If someone has a more efficient approach I'd gladly listen.
def lowerCaseFirst(L):
newList = []
for nestedList in L:
newList.append(nestedList[0])
print newList
for firstWord in newList:
sum = 0
firstWord = firstWord.lower()
for nestedList in L:
for word in nestedList[1:]:
if firstWord == word:
print "yes"
sum = sum + 1
print newList
if sum >= 1:
firstWord = firstWord.upper()
newList.remove(firstWord)
return newList
Note this code is not finished due to the error in the second to last line
Here is with the newerList (updatedNewList):
def lowerCaseFirst(L):
newList = []
for nestedList in L:
newList.append(nestedList[0])
print newList
updatedNewList = newList
for firstWord in newList:
sum = 0
firstWord = firstWord.lower()
for nestedList in L:
for word in nestedList[1:]:
if firstWord == word:
print "yes"
sum = sum + 1
print newList
if sum >= 1:
firstWord = firstWord.upper()
updatedNewList.remove(firstWord)
return updatedNewList
error message:
Traceback (most recent call last):
File "/Applications/WingIDE.app/Contents/MacOS/src/debug/tserver/_sandbox.py", line 1, in <module>
# Used internally for debug sandbox under external interpreter
File "/Applications/WingIDE.app/Contents/MacOS/src/debug/tserver/_sandbox.py", line 80, in lowerCaseFirst
ValueError: list.remove(x): x not in list
The error in your first function is because you try to remove an uppercased version of firstWord from newlist where there are no uppercase words (you see that from the printout). Remember that you store a upper/lowercased version of your words in a new variable, but you don't change the contents of the original list.
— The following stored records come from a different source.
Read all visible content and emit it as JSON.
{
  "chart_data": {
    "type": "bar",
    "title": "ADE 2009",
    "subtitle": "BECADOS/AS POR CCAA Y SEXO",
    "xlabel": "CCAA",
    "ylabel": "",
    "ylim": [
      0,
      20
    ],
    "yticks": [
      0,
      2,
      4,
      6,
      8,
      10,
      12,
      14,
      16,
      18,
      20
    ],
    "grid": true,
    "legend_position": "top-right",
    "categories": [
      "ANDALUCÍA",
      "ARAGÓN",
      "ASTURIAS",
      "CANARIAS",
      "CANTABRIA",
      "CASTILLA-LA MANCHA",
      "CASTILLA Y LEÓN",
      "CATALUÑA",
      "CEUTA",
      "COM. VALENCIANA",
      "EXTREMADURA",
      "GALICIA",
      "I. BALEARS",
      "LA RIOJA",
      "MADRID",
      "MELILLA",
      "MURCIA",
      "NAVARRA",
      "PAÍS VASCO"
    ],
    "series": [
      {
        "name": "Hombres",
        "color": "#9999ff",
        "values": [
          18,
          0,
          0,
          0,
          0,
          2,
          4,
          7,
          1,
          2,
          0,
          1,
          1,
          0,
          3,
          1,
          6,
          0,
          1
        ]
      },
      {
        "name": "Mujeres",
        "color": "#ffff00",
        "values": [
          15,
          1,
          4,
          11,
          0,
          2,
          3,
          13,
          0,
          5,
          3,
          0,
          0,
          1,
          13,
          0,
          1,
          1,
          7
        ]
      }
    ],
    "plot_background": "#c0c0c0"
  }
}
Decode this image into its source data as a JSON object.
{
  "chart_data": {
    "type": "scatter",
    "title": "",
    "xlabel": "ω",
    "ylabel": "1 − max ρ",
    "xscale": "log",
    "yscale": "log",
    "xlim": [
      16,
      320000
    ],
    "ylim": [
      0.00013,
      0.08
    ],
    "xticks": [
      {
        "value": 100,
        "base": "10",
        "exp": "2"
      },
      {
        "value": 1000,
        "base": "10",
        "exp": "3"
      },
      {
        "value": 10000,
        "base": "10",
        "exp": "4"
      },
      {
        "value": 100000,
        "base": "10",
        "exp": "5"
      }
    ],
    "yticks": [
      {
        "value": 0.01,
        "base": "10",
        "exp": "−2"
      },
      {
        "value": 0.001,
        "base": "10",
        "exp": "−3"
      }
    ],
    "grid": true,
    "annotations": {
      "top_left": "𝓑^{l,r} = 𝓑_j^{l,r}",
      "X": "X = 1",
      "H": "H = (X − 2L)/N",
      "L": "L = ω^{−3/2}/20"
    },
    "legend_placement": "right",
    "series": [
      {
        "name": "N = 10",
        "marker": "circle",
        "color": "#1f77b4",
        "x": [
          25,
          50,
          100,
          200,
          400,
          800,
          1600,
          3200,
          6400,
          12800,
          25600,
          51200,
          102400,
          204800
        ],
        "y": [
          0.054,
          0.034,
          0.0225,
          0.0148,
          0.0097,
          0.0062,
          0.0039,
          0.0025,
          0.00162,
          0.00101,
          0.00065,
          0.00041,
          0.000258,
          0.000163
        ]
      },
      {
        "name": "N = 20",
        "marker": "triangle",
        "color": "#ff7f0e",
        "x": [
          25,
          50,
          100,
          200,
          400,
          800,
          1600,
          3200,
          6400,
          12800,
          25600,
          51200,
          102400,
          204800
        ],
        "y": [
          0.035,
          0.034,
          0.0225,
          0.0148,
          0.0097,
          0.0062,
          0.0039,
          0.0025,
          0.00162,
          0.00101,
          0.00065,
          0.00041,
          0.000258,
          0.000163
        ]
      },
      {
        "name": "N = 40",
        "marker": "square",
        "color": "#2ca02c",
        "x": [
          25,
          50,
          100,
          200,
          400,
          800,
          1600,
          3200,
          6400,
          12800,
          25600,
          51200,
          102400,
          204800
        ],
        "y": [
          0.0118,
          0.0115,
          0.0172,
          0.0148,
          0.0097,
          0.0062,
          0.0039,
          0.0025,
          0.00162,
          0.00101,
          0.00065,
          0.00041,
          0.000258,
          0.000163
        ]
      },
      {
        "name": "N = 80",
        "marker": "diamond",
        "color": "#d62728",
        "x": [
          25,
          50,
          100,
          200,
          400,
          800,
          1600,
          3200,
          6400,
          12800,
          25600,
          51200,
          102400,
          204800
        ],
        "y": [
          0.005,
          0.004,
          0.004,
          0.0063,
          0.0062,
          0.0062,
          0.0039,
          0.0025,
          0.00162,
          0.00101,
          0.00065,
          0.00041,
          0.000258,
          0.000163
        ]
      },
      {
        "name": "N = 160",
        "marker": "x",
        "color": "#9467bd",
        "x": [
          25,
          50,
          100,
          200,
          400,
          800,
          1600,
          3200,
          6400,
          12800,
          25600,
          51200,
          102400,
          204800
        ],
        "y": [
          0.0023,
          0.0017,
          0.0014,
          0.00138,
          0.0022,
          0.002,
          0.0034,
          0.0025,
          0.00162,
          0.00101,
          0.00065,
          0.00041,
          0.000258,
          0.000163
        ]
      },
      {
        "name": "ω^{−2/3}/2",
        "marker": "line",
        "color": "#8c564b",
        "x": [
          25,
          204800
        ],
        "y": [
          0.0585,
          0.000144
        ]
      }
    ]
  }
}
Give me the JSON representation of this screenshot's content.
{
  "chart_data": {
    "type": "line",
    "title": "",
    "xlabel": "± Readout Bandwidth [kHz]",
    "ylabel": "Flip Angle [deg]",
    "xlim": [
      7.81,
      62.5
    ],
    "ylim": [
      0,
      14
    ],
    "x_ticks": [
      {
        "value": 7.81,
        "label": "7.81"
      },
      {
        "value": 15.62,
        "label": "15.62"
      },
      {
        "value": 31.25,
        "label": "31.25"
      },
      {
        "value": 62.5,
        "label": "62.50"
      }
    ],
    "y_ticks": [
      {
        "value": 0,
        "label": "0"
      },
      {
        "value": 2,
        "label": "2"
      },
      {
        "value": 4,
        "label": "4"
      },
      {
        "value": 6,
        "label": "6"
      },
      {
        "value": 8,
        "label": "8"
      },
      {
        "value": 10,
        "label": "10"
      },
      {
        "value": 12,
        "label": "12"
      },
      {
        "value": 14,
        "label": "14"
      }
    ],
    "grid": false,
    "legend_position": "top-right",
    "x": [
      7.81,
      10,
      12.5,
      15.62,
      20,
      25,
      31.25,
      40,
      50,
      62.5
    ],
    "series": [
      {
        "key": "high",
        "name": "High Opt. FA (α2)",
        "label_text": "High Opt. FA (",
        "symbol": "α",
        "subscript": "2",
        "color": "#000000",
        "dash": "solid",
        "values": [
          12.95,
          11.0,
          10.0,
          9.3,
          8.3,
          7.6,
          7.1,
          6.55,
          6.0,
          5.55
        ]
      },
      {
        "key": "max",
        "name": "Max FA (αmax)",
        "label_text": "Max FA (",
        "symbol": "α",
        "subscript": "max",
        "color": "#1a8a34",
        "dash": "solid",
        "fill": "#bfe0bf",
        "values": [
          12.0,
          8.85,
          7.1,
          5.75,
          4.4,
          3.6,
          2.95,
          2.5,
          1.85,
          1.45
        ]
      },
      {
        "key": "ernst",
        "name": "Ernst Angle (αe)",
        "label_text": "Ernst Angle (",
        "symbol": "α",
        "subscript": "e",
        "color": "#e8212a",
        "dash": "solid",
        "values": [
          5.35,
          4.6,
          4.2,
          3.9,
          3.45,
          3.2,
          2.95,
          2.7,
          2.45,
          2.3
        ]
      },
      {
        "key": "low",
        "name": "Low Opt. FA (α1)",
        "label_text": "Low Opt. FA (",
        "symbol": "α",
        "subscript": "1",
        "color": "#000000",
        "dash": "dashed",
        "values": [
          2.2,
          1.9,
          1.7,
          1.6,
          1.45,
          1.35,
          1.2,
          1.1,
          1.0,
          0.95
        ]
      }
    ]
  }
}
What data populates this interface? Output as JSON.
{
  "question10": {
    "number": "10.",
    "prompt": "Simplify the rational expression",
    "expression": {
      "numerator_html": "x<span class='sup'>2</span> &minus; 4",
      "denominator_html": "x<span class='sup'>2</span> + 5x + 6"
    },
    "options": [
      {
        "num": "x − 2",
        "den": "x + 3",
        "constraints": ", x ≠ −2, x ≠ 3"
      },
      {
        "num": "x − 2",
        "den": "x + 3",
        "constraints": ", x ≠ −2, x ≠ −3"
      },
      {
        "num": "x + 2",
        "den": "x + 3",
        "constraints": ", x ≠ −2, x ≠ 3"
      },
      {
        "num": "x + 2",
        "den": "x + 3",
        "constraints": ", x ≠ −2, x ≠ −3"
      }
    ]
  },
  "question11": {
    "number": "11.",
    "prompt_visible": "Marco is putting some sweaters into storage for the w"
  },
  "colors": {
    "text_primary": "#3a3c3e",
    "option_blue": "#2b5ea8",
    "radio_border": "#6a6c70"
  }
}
I still don't understand your approach. You want to do to things as you describe your task; 1) flatten the a lists of lists to a list of elements (always an interesting programming exercise) and 2) remove proper nouns from this list. This means that you have to decide what is a proper noun. You could do that rudimentarily (all non-starting capitalized words, or an exhaustive list), or you could use a POS tagger (see: Finding Proper Nouns using NLTK WordNet). Unless I misunderstand your task completely, you needn't worry about the casing here.
The first task can be solved in many ways. Here is a nice way that illustrates well what actually happenes in the simple case where your list L is a list of lists (and not lists that can be infinitely nested):
def flatten(L):
newList = []
for sublist in L:
for elm in sublist:
newList.append(elm)
return newList
this function you could make into flattenAndFilter(L) by checking each element like this:
PN = ['James', 'Bond']
def flattenAndFilter(L):
newList = []
for sublist in L:
for elm in sublist:
if not elm in PN:
newList.append(elm)
return newList
You might not have such a nice list of PNs, though, then you would have to expand on the checking, as for instance by parsing the sentence and checking the POS tags.